By Tim Sandle     Apr 21, 2016 in Business
London - After centuries of paper-based bank notes, the U.K. will gradually introduce plastic notes. This begins in September 2016 with the £5 note. The notes are designed to be cleaner and stronger.
According to the Bank of England (which, despite its name has a U.K. wide remit over such matters), the new polymer banknotes are being introduced because they are more durable (almost three times stronger) and they will help in the battle against fraud. The polymer used is intended to be safe for the environment and it can be recycled.
The polymer banknotes will be manufactured from a transparent plastic film. The film will be coated with an ink layer that enables the note to display the printed design features of banknotes.
According to BBC News, the notes have been adopted following public consultation. Almost 13,000 people gave feedback. Here 87 percent of respondents were in favor of polymer, only 6 percent were opposed and 7 percent expressed no opinion. The main complaint from those opposed was that the notes were too slippery.
The process of implementation is gradual. Following the issuing of the £5 note (the smallest denominational note), the £10 note will be issued in 2017 and the £20 note by 2020. For the time being the relatively underused £50 note will remain unchanged. For readers in different parts of the world, £1 is equivalent to $1.43 (U.S.) and $1.82 (Canadian), as of April 21, 2016.

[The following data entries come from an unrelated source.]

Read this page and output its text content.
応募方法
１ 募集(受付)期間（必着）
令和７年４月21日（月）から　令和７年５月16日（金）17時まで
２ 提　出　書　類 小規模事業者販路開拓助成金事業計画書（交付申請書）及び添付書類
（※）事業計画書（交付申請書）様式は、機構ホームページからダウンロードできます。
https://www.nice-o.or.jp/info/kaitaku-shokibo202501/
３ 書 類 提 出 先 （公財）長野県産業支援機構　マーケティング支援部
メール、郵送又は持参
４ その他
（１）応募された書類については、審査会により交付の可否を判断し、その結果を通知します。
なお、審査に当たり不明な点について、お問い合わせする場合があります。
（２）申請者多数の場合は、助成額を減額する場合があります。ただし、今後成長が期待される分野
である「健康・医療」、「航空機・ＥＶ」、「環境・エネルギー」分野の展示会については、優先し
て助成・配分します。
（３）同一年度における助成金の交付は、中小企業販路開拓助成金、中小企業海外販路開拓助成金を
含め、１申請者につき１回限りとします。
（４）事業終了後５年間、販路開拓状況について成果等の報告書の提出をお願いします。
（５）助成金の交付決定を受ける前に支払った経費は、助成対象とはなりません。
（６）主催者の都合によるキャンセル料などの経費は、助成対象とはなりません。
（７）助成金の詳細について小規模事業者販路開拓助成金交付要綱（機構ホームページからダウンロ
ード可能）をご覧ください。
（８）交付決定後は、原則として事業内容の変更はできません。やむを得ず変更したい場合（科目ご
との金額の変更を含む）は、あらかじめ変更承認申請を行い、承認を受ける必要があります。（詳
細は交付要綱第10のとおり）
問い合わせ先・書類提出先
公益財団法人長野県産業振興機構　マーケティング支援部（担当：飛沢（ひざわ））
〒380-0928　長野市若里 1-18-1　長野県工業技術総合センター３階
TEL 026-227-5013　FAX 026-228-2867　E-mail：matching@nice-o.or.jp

Each of the new polypropylene notes will be 15 percent smaller than the current paper notes. However, the general look will be the same, with a portrait of the Queen on the front and a different historical character displayed on the back. The new banknotes will also include symbols representing England, Scotland, Wales and Northern Ireland, with appropriate images drawn from the Royal Coat of Arms and the Royal Badge of Wales.
For the first wave of notes, the polymer £5 note will feature Sir Winston Churchill (the current paper note features Elizabeth Fry) and the £10 note will feature Jane Austen (the current paper note features Charles Darwin.) The plans for the £20 have yet to be announced.
Details about the design of the note, and some new security features to prevent counterfeiting will be released on June 2. With the issue of fraud, the polymer material allows for the inclusion of ‘windows’ or clear portions in the design. This is intended to enhance protection against counterfeits.
The U.K. has lagged behind other countries in bringing polymer banknotes on line. Over 30 countries currently issue polymer notes. These nations include Australia, New Zealand, Mexico, Singapore, Canada and Fiji.